When it comes to gonorrhea, especially oral gonorrhea, there is an entire slew of symptoms that you should be aware of. They include, but are not limited to:

  • Painful, swollen glands – This is probably the most common sign that you’ve been infected with gonorrhea in your mouth or throat. If your glands are swollen and even painful to the touch, it’s important that you get them checked out as soon as possible. 
  • Conjunctivitis – Although commonly referred to as ‘pink eye,’ conjunctivitis is a painful and itchy infection that may produce pus and sensitivity to light.
  • Sore throat – If you’re experiencing a sore throat after engaging in oral sex or anything that would have transmitted sexual fluids into your mouth or throat, that should raise an alarm. Sometimes minor symptoms are the telltale sign that you’ve been infected.
  • Difficulty swallowing – If you’re having difficulty swallowing in combination with any of the other symptoms, be sure to look out for other symptoms, and get tested. 

Getting tested for STDs and STIs is a necessary tool when it comes to reducing the possibility that you have an undetected or undiagnosed STD that could be transmitted to others. Even if you are having safe sex, doesn’t make sex an absolutely risk-free activity. Between the lack of information on some STDs and the quality of tests on the market, it’s important to stay as vigilant as possible in your determined fight against unhealthy behaviors. With the proper information and proper determinism, you can stay aware of the health risks associated with STDs.

  1. Gift TL, Malotte CK, Ledsky R, et al.

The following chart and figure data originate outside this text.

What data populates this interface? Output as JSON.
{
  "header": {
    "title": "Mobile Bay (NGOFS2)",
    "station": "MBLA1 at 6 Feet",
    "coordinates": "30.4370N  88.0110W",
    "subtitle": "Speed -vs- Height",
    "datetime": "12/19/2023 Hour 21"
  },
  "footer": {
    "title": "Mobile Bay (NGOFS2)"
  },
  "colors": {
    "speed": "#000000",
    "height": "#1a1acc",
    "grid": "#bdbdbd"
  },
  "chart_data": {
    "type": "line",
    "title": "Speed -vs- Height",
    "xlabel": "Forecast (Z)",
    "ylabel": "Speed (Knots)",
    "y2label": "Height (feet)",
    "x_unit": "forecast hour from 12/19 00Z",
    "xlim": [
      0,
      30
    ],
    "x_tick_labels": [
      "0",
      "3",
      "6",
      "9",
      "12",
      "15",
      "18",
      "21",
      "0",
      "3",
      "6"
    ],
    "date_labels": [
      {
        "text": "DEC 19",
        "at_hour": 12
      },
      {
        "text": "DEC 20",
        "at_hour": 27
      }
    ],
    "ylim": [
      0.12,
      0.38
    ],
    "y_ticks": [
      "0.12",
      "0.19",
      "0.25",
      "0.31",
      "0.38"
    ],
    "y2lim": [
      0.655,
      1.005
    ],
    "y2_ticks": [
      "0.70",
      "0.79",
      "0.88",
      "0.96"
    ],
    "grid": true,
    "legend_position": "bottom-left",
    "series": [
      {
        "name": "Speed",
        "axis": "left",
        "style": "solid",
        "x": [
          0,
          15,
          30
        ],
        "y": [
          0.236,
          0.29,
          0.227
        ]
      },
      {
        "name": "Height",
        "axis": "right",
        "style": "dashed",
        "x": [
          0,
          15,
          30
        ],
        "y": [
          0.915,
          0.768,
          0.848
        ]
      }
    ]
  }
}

A Cost-Effectiveness Analysis of Interventions to Increase Repeat Testing in Patients Treated for Gonorrhea or Chlamydia at Public Sexually Transmitted Disease Clinics. Sexually Transmitted Diseases. 2005.
  2. Alesort JE, Hook EW, Weinstein MC, et al. The Cost Effectiveness of Gonorrhea Screening in Urban Emergency Departments. Sexually transmitted diseases. 2005.
  3. Begley CE, Mcgill L, Smith PB. The incremental cost of screening, diagnosis, and treatment of gonorrhea and chlamydia in a family planning clinic. Sexually Transmitted Diseases. 1989.